Na początek kwietnia zaplanowane jest zabranie prezydium Polskiego Związku Narciarskiego, podczas którego ocenie poddana zostanie między innymi praca trenera Heinza Kuttina w minionym sezonie.
Mimo, iż Adam Małysz podkreśla, że zmiana trenera tuż przed sezonem olimpijskim nie byłaby odpowiedzialna, włodarze związku nie wykluczają rozstania się z Heinzem Kuttinem i zatrudnienia nowego szkoleniowca. "Musimy się zabezpieczyć na wypadek, gdyby Kuttin na kwietniowym zarządzie nie uzyskał pozytywnej oceny i bylibyśmy zmuszeni podziękować mu za współpracę" - tłumaczył prezes Włodarczyk.

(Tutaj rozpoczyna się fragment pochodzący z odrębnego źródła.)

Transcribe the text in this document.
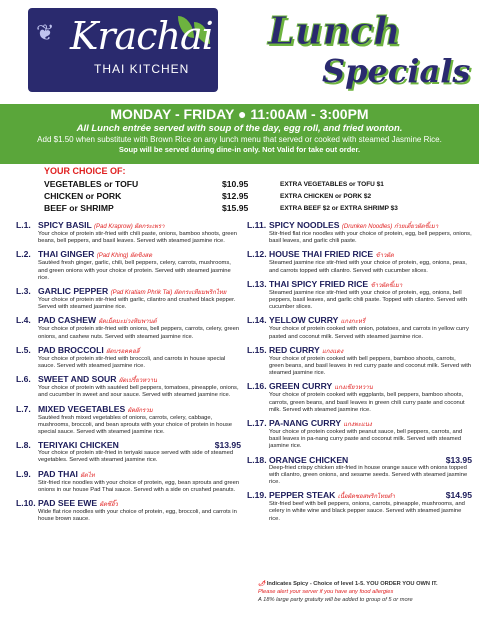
❦ Krachai
THAI KITCHEN
Lunch
Specials
MONDAY - FRIDAY ● 11:00AM - 3:00PM
All Lunch entrée served with soup of the day, egg roll, and fried wonton.
Add $1.50 when substitute with Brown Rice on any lunch menu that served or cooked with steamed Jasmine Rice.
Soup will be served during dine-in only. Not Valid for take out order.
YOUR CHOICE OF:
VEGETABLES or TOFU	$10.95	EXTRA VEGETABLES or TOFU $1
CHICKEN or PORK	$12.95	EXTRA CHICKEN or PORK $2
BEEF or SHRIMP	$15.95	EXTRA BEEF $2 or EXTRA SHRIMP $3
L.1. SPICY BASIL (Pad Kraprow) ผัดกระเพรา
Your choice of protein stir-fried with chili paste, onions, bamboo shoots, green beans, bell peppers, and basil leaves. Served with steamed jasmine rice.
L.2. THAI GINGER (Pad Khing) ผัดขิงสด
Sautéed fresh ginger, garlic, chili, bell peppers, celery, carrots, mushrooms, and green onions with your choice of protein. Served with steamed jasmine rice.
L.3. GARLIC PEPPER (Pad Kratiam Phrik Tai) ผัดกระเทียมพริกไทย
Your choice of protein stir-fried with garlic, cilantro and crushed black pepper. Served with steamed jasmine rice.
L.4. PAD CASHEW ผัดเม็ดมะม่วงหิมพานต์
Your choice of protein stir-fried with onions, bell peppers, carrots, celery, green onions, and cashew nuts. Served with steamed jasmine rice.
L.5. PAD BROCCOLI ผัดบรอคคอลี่
Your choice of protein stir-fried with broccoli, and carrots in house special sauce. Served with steamed jasmine rice.
L.6. SWEET AND SOUR ผัดเปรี้ยวหวาน
Your choice of protein with sautéed bell peppers, tomatoes, pineapple, onions, and cucumber in sweet and sour sauce. Served with steamed jasmine rice.
L.7. MIXED VEGETABLES ผัดผักรวม
Sautéed fresh mixed vegetables of onions, carrots, celery, cabbage, mushrooms, broccoli, and bean sprouts with your choice of protein in house special sauce. Served with steamed jasmine rice.
L.8.	$13.95
TERIYAKI CHICKEN
Your choice of protein stir-fried in teriyaki sauce served with side of steamed vegetables. Served with steamed jasmine rice.
L.9. PAD THAI ผัดไท
Stir-fried rice noodles with your choice of protein, egg, bean sprouts and green onions in our house Pad Thai sauce. Served with a side on crushed peanuts.
L.10. PAD SEE EWE ผัดซีอิ๊ว
Wide flat rice noodles with your choice of protein, egg, broccoli, and carrots in house brown sauce.
L.11. SPICY NOODLES (Drunken Noodles) ก๋วยเตี๋ยวผัดขี้เมา
Stir-fried flat rice noodles with your choice of protein, egg, bell peppers, onions, basil leaves, and garlic chili paste.
L.12. HOUSE THAI FRIED RICE ข้าวผัด
Steamed jasmine rice stir-fried with your choice of protein, egg, onions, peas, and carrots topped with cilantro. Served with cucumber slices.
L.13. THAI SPICY FRIED RICE ข้าวผัดขี้เมา
Steamed jasmine rice stir-fried with your choice of protein, egg, onions, bell peppers, basil leaves, and garlic chili paste. Topped with cilantro. Served with cucumber slices.
L.14. YELLOW CURRY แกงกะหรี่
Your choice of protein cooked with onion, potatoes, and carrots in yellow curry pasted and coconut milk. Served with steamed jasmine rice.
L.15. RED CURRY แกงแดง
Your choice of protein cooked with bell peppers, bamboo shoots, carrots, green beans, and basil leaves in red curry paste and coconut milk. Served with steamed jasmine rice.
L.16. GREEN CURRY แกงเขียวหวาน
Your choice of protein cooked with eggplants, bell peppers, bamboo shoots, carrots, green beans, and basil leaves in green chili curry paste and coconut milk. Served with steamed jasmine rice.
L.17. PA-NANG CURRY แกงพะแนง
Your choice of protein cooked with peanut sauce, bell peppers, carrots, and basil leaves in pa-nang curry paste and coconut milk. Served with steamed jasmine rice.
L.18.	$13.95
ORANGE CHICKEN
Deep-fried crispy chicken stir-fried in house orange sauce with onions topped with cilantro, green onions, and sesame seeds. Served with steamed jasmine rice.
L.19.	$14.95
PEPPER STEAK เนื้อผัดซอสพริกไทยดำ
Stir-fried beef with bell peppers, onions, carrots, pineapple, mushrooms, and celery in white wine and black pepper sauce. Served with steamed jasmine rice.
🌶 Indicates Spicy - Choice of level 1-5. YOU ORDER YOU OWN IT.
Please alert your server if you have any food allergies
A 18% large party gratuity will be added to group of 5 or more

Jak donosi Przegląd Sportowy, PZN wytypował już nazwiska ewentualnych następców Kuttina - jest ich pięciu. Wśród wybrańców znalazł się Reinhard Hess, były trener drużyny niemieckiej, pełniący obecnie funkcję dyrektora sportowego; Hannu Lepistoe, trener włoskich skoczków i Stefan Horngacher, pracujący z drugą drużyną w Polsce. Pozostałe dwie kandydatury pozostają w tajemnicy. "Jeden to Fin, ale nie mogę ujawnić nazwiska. W każdym razie na trenerów z tego kraju warto stawiać, bo odnoszą wielkie sukcesy. Drugim jest jakiś Słoweniec, albo Słowak, nie pamiętam dokładnie" - dodał prezes.